As the hero becomes more active, the daydreams become correspondingly darker. The pursuit of romance and rebellion against the state are reflected dazzlingly in the heroes subconscious in a way that brings something very fresh and new to a relatively drab idea. This approach to the story of Nineteen Eighty-four even tempers a truly hideous ending into something comparatively bearable. The heroes torture at the hands of the thought police in Eighty-four is neatly avoided in Brazil. Instead the director wisely opts to show the deliriums of a crazed subconscious in a series of nightmare sequences reflecting the themes of inhumanity, escapism and romance.

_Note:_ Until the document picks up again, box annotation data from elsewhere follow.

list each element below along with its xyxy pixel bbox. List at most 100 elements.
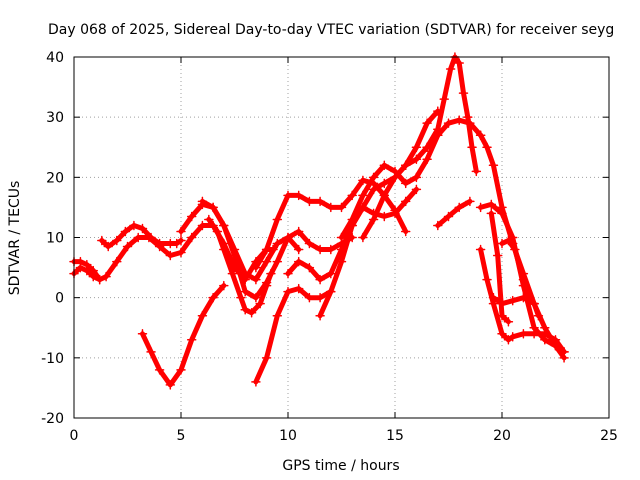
data-point [176,235,186,246]
data-point [272,256,283,267]
data-point [133,232,143,243]
data-point [137,223,148,234]
data-point [97,235,107,246]
data-point [293,283,304,294]
data-point [492,250,503,261]
data-point [518,292,529,303]
data-point [246,307,257,318]
data-point [497,238,507,249]
data-point [94,274,105,285]
data-point [379,178,390,189]
data-point [347,190,357,201]
data-point [208,292,218,303]
data-point [445,64,456,74]
data-point [272,238,283,249]
series-trace-18 [488,210,511,325]
data-point [326,286,336,297]
data-point [347,214,357,225]
data-point [197,310,208,321]
data-point [507,295,518,306]
data-point [518,274,529,285]
y-tick-label: -10 [41,351,64,367]
data-point [471,166,482,177]
data-point [283,190,293,201]
data-point [482,142,492,152]
data-series [69,52,569,390]
data-point [112,256,122,267]
data-point [120,226,131,237]
data-point [261,256,272,267]
data-point [433,124,443,134]
series-trace-8 [253,286,334,385]
data-point [458,88,469,98]
y-tick-label: 30 [46,110,64,126]
x-tick-label: 15 [386,428,404,444]
axis-ticks [73,56,610,419]
x-tick-labels: 0 5 10 15 20 25 [70,428,618,444]
data-point [101,271,111,282]
data-point [261,353,272,363]
data-point [475,244,486,255]
data-point [176,365,186,375]
data-point [368,172,379,183]
data-point [251,377,261,387]
data-point [540,329,550,339]
data-point [304,262,315,273]
data-point [518,329,529,339]
data-point [304,292,315,303]
data-point [176,247,186,258]
series-trace-6 [206,216,274,316]
data-point [503,316,514,327]
data-point [529,329,539,339]
y-tick-labels: -20 -10 0 10 20 30 40 [41,50,64,427]
data-point [379,211,390,222]
data-point [304,196,315,207]
data-point [475,202,486,213]
y-axis-label: SDTVAR / TECUs [7,181,23,296]
data-point [236,292,246,303]
data-point [315,196,325,207]
data-point [227,268,238,279]
data-point [533,310,544,321]
data-point [454,115,464,125]
data-point [146,232,156,243]
data-point [266,268,276,279]
data-point [272,310,283,321]
data-point [336,256,347,267]
series-trace-14 [424,54,479,174]
data-point [229,250,240,261]
data-point [326,202,336,213]
data-point [400,178,411,189]
data-point [88,265,99,276]
data-point [379,160,390,171]
data-point [336,202,347,213]
x-tick-label: 10 [279,428,297,444]
data-point [165,250,176,261]
data-point [422,142,432,152]
data-point [400,196,411,207]
data-point [411,172,422,183]
data-point [146,347,156,357]
data-point [240,304,250,315]
x-tick-label: 25 [600,428,618,444]
data-point [293,256,304,267]
data-point [529,298,539,309]
data-point [122,241,133,252]
x-tick-label: 5 [177,428,186,444]
data-point [186,211,197,222]
data-point [443,211,454,222]
data-point [465,196,475,207]
y-tick-label: 0 [55,291,64,307]
data-point [482,274,492,285]
data-point [358,190,368,201]
data-point [197,220,208,231]
y-tick-label: 40 [46,50,64,66]
data-point [251,292,261,303]
data-point [112,235,122,246]
data-point [390,172,400,183]
y-tick-label: -20 [41,411,64,427]
data-point [204,214,214,225]
data-point [390,208,400,219]
data-point [82,259,92,270]
data-point [75,256,86,267]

The stress on optimism in a film like this is an example our film industry ought to follow; in an adaptation of that grimmest of tomes, Gilliam portrays society very much alive and kicking; in our social atmosphere there are plenty who might do the opposite. In the approach to a torture scene he focuses on the humanity of the victim; a pornographic focus on pain was the norm for some directors even in the Eighties. To make a compelling, optimistic film is one thing. To make it out of a mine for pessimism is another. Thank you Terry Gilliam.